Nach einem Talk von Pascal Keller, Google Cloud Country Lead CH & DE, und Joachim Müller, Leiter des PwC Experience Centers, zur fruchtbaren Kooperation zwischen PwC und Google, betrat mit der Wiener Wirtschaftsinformatikerin Shermin Voshmgir schließlich am zweiten Tag eine Expertin die Speaker-Bühne, die wohl alle Erwartungen erfüllte. Die Gründerin des BlockchainHub mit Sitz in Berlin glaubt fest daran, dass die neue Technologie nicht nur Bankgeschäfte und unsere Bürokratie revolutionieren wird, sondern im besten Fall das gesamte Internet. „Blockchain ist in vielerlei Hinsicht ein Game Changer. Wenn man so will, ist unser derzeitiges Internet auf fundamentale Weise kaputt. Denn wir leben in einer Welt, in der andere unsere Daten besitzen und wir keine Kontrolle darüber haben, was mit ihnen passiert“, erklärte Voshmgir. Das auf dezentralen Datenbanken basierende Konzept der Blockchain hat das Potenzial, unsere Datenstrukturen zu demokratisieren und uns wieder mehr Kontrolle darüber zu geben, was mit unseren persönlichen Daten geschieht. Nach anschaulichen Beispielen, die den Weg zum sogenannten Dezentralen Web begreifbar machten, und Gedanken zu neuen Initiativen wie dem Ocean Protocol gab es ausschließlich begeistertes Feedback der Summit-Teilnehmer. „Das war ein sehr inspirierender Talk mit vielen Hintergründen, die man an der Universität nicht erfährt“, lobte Iratxe González Garrido, die tags zuvor an der Entwicklung des Travelchain-Konzepts mitgewirkt hatte. Kritisch angeregt wurde hingegen von Damiaan Twelker aus den Niederlanden: „Das war alles neu und spannend für mich. Meiner Meinung nach sollten wir unsere natürlichen Ressourcen nur nicht zu sehr für die Anhäufung von Kryptowährungen verbrauchen. Da gibt es sinnvollere Einsatzfelder.“

Moderator Ole Tillmann fordert die Teilnehmer zur Interaktion auf (Foto: PwC)
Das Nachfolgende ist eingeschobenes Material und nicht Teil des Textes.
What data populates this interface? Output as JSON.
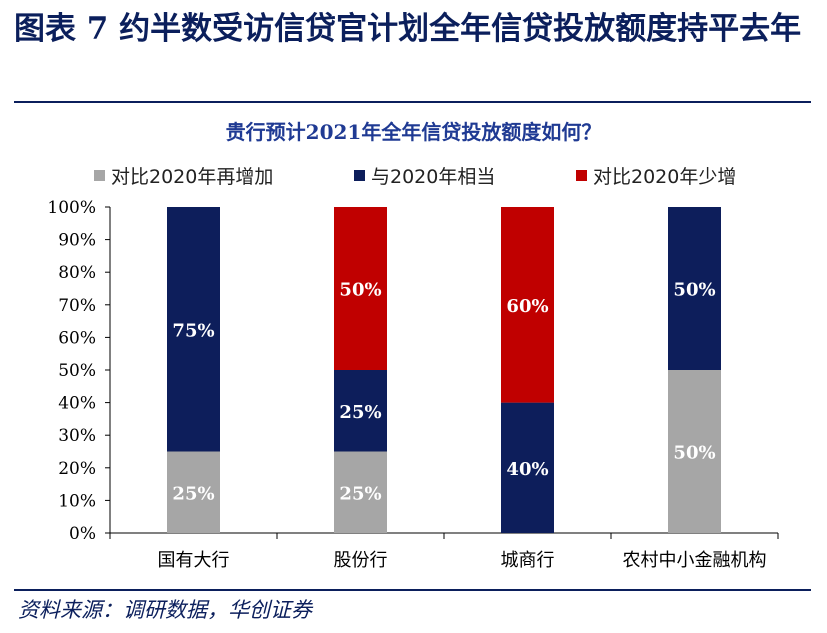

Weiteres Expertenwissen vermittelten am zweiten Tag die in Kleingruppen abgehaltenen Breakout Sessions mit PwC-Mitarbeitern sowie ein tiefgehender Talk mit dem Cyber-Security-Spezialisten Matthias Muhlert. Zum Abschluss des Next Digital Leader Summit erhielten die Teilnehmer schließlich von Rajendra Sitompoel, niederländischer PwC-Direktor im Bereich Digital Services, noch einen ganz konkreten Ausblick auf unmittelbare digitale Veränderungen. „Wir stehen auf der Schwelle zu einer Zeit, in der AI unser neuer Antrieb ist, so wichtig wie heute Strom“, betonte Sitompoel. „Gleichzeitig werden wir schon 2018 merken: Im Zusammenhang mit User Interfaces geht es zunehmend um nahtlose Technologien, die durch bildschirmlose Interaktion gesteuert werden können. Auch Humanity 2.0 bleibt keine Zukunftsspielerei, sondern wird mehr und mehr zu unserer Realität.“


Das Next Digital Leader Network von WIRED und PwC:

WIRED und die Wirtschaftsprüfungs- und Beratungsgesellschaft PwC rufen in Kooperation ein Netzwerk-Programm für junge Studenten und Young Professionals ins Leben, um die „Next Digital Leader“ in Deutschland zu fördern. Für die ausgewählten Mitglieder des Netzwerks gibt es diverse Veranstaltungen – von Hand-On-Support durch digitale Professionals über Lunch-, Dinner- und After-Work-Events sowie verschiedene Workshop-Formate bis hin zum großen Next Digital Leader Summit, einem Konferenzformat, auf dem die ausgewählten Mitglieder des Netzwerks mit nationalen und internationalen Größen aus der deutschen Wirtschaft zusammenkommen und sich ganz direkt austauschen können.